If that’s not cool enough, those cameras are connected to Bluetooth, wireless, or Wi-Fi so the images they pick up can be transmitted to medical staff elsewhere. The glasses also have two speakers that augment remote communication. And if that doesn’t work and a user wants to save some of those images, the glasses can store them for future retrieval.


The glasses will be available to medical professionals early next year. But for those who want something even more high-tech than these glasses, there are also robotic devices that stick needles into veins. The SAGIV system, developed by staff and students from Hebrew University of Jerusalem, uses infrared light and electrical sensors to find the veins and pop in a needle quickly and as painlessly as possible.
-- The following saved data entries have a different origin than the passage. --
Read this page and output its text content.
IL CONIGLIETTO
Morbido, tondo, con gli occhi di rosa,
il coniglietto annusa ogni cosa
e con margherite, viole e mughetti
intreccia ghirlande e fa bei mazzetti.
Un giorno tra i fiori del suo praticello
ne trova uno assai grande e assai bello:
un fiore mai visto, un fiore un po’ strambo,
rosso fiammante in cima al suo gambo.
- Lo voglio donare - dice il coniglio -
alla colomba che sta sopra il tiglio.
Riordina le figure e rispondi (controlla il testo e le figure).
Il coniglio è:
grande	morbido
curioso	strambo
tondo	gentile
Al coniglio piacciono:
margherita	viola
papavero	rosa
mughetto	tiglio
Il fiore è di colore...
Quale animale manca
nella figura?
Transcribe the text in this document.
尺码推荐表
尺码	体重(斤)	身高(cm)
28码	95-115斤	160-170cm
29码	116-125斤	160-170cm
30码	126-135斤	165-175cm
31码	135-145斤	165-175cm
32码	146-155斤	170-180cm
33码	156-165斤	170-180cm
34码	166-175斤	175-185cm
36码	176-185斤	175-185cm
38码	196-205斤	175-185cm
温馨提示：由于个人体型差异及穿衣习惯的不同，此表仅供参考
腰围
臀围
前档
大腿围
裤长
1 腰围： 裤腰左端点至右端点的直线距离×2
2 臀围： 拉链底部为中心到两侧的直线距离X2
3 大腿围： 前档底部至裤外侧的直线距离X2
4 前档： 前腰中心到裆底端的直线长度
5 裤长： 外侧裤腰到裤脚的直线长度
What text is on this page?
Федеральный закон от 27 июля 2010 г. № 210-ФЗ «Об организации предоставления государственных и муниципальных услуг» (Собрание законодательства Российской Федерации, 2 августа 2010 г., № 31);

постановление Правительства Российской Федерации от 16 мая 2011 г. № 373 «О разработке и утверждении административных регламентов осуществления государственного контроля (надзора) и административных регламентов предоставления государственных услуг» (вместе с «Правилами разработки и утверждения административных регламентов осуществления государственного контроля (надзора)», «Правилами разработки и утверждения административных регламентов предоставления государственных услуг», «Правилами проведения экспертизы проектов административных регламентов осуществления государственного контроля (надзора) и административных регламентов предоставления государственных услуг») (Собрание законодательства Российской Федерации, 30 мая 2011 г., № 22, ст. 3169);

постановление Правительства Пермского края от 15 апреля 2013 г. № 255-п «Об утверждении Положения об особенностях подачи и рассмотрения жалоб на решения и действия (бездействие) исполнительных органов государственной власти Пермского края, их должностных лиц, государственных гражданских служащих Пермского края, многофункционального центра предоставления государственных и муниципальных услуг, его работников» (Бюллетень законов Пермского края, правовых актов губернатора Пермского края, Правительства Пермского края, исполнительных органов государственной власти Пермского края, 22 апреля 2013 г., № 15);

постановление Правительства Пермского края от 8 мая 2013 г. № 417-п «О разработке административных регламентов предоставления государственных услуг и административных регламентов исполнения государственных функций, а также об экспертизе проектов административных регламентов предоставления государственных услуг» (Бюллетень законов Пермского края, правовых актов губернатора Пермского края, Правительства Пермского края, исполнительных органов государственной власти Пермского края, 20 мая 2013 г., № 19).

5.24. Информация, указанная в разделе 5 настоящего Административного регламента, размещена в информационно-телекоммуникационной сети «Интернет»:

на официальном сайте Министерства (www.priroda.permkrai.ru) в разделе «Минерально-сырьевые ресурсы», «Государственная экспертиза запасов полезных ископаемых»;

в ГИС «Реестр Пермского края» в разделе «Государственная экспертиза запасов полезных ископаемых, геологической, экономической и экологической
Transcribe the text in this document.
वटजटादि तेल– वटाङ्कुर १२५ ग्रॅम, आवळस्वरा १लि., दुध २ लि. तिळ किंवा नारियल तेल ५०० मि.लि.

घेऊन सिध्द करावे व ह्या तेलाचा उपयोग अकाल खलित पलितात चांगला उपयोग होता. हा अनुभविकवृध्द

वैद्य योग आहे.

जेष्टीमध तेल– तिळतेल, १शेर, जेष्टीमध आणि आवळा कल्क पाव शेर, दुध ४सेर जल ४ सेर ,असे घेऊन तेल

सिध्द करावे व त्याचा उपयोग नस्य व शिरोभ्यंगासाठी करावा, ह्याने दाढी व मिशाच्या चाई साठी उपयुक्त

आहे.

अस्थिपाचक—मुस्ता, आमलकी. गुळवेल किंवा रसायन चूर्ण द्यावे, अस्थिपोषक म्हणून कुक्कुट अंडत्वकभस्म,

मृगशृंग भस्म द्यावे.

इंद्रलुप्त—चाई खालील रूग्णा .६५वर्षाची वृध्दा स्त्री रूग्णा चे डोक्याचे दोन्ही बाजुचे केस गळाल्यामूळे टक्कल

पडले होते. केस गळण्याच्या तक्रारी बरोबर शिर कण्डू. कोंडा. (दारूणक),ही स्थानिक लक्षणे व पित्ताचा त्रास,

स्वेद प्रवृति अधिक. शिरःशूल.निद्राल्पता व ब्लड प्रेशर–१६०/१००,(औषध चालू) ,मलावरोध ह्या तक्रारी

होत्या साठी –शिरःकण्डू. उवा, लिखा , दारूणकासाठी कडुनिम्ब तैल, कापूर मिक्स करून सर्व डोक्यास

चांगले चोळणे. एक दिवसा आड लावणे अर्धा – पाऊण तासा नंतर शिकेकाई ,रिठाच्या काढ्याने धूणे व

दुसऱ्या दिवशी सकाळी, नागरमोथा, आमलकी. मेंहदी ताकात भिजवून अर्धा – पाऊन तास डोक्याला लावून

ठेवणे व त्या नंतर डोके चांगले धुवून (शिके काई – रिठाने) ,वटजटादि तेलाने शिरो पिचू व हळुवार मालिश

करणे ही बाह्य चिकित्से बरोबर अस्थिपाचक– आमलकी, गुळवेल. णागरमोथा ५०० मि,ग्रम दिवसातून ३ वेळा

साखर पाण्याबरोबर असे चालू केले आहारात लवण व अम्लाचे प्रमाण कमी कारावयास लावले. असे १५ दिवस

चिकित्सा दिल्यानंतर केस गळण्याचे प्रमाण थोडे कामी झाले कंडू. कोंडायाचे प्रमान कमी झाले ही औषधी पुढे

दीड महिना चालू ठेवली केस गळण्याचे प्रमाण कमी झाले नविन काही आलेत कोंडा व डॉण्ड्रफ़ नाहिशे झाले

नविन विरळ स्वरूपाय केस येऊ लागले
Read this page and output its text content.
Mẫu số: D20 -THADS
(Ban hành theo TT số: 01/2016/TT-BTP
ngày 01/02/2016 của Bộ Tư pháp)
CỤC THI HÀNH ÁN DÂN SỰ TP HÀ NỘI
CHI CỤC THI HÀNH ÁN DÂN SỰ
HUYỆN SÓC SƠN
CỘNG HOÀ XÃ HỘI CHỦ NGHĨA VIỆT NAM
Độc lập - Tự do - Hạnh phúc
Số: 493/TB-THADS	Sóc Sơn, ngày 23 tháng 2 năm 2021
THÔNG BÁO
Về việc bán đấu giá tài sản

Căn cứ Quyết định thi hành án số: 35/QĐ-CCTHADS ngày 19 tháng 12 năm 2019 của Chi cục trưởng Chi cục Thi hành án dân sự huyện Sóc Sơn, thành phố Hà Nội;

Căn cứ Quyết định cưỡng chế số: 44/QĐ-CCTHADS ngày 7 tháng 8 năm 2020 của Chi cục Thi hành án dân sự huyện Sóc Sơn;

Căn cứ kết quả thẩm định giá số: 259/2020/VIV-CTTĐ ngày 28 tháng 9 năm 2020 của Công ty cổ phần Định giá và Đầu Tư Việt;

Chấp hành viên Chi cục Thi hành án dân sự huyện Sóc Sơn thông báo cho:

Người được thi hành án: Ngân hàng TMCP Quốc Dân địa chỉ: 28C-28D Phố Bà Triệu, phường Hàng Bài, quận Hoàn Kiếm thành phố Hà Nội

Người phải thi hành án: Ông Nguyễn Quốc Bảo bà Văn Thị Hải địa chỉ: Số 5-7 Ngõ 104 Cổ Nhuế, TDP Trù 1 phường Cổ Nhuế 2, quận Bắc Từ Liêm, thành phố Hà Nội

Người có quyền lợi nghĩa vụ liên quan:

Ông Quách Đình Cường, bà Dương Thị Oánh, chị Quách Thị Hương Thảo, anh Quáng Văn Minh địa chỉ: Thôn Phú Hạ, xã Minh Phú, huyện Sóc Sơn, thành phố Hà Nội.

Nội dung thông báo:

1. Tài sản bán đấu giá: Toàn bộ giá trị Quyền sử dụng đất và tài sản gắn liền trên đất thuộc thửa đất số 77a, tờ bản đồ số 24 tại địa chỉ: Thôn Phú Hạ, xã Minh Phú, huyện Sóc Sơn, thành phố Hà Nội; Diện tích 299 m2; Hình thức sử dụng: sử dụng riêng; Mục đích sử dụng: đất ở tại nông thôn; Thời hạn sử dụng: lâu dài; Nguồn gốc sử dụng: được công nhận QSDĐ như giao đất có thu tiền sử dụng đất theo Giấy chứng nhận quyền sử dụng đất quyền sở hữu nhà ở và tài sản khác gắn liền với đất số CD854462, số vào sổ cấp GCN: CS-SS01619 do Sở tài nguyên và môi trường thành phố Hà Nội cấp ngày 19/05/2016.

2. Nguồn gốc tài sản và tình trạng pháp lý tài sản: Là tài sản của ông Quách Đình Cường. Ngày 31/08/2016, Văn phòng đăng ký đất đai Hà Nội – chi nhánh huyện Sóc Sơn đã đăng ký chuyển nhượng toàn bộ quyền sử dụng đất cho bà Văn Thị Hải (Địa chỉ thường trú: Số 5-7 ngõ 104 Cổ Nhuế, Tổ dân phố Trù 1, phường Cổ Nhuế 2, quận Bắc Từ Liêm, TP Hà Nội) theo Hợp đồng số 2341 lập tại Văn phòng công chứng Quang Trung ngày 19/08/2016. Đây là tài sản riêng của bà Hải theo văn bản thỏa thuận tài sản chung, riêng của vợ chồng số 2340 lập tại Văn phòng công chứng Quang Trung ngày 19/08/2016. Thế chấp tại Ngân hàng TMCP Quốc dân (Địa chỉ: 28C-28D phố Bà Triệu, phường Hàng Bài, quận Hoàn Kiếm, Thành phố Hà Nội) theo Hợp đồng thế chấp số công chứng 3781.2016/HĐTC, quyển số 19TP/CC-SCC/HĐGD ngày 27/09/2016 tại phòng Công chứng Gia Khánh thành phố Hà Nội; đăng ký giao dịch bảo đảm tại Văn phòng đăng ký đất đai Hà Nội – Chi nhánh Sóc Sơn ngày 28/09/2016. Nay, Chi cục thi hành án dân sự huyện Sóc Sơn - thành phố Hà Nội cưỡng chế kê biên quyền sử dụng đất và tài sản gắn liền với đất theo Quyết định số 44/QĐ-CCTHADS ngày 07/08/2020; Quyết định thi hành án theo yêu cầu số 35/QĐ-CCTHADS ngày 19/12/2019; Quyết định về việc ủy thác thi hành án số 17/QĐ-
The unit is a handheld semiautomatic device — maybe they ought to come up with better descriptors, lest anyone think they’re talking about a gun — and represents the increasing trend of medical practitioners using robotic devices to enhance their technique and deliver better results to patients.

Between the Eyes-On Glasses and the Eye-Phone, medical technology is developing the ability to turn a doctor into Superman. Let’s just hope there’s no super-villain out there developing the equivalent of medical kryptonite!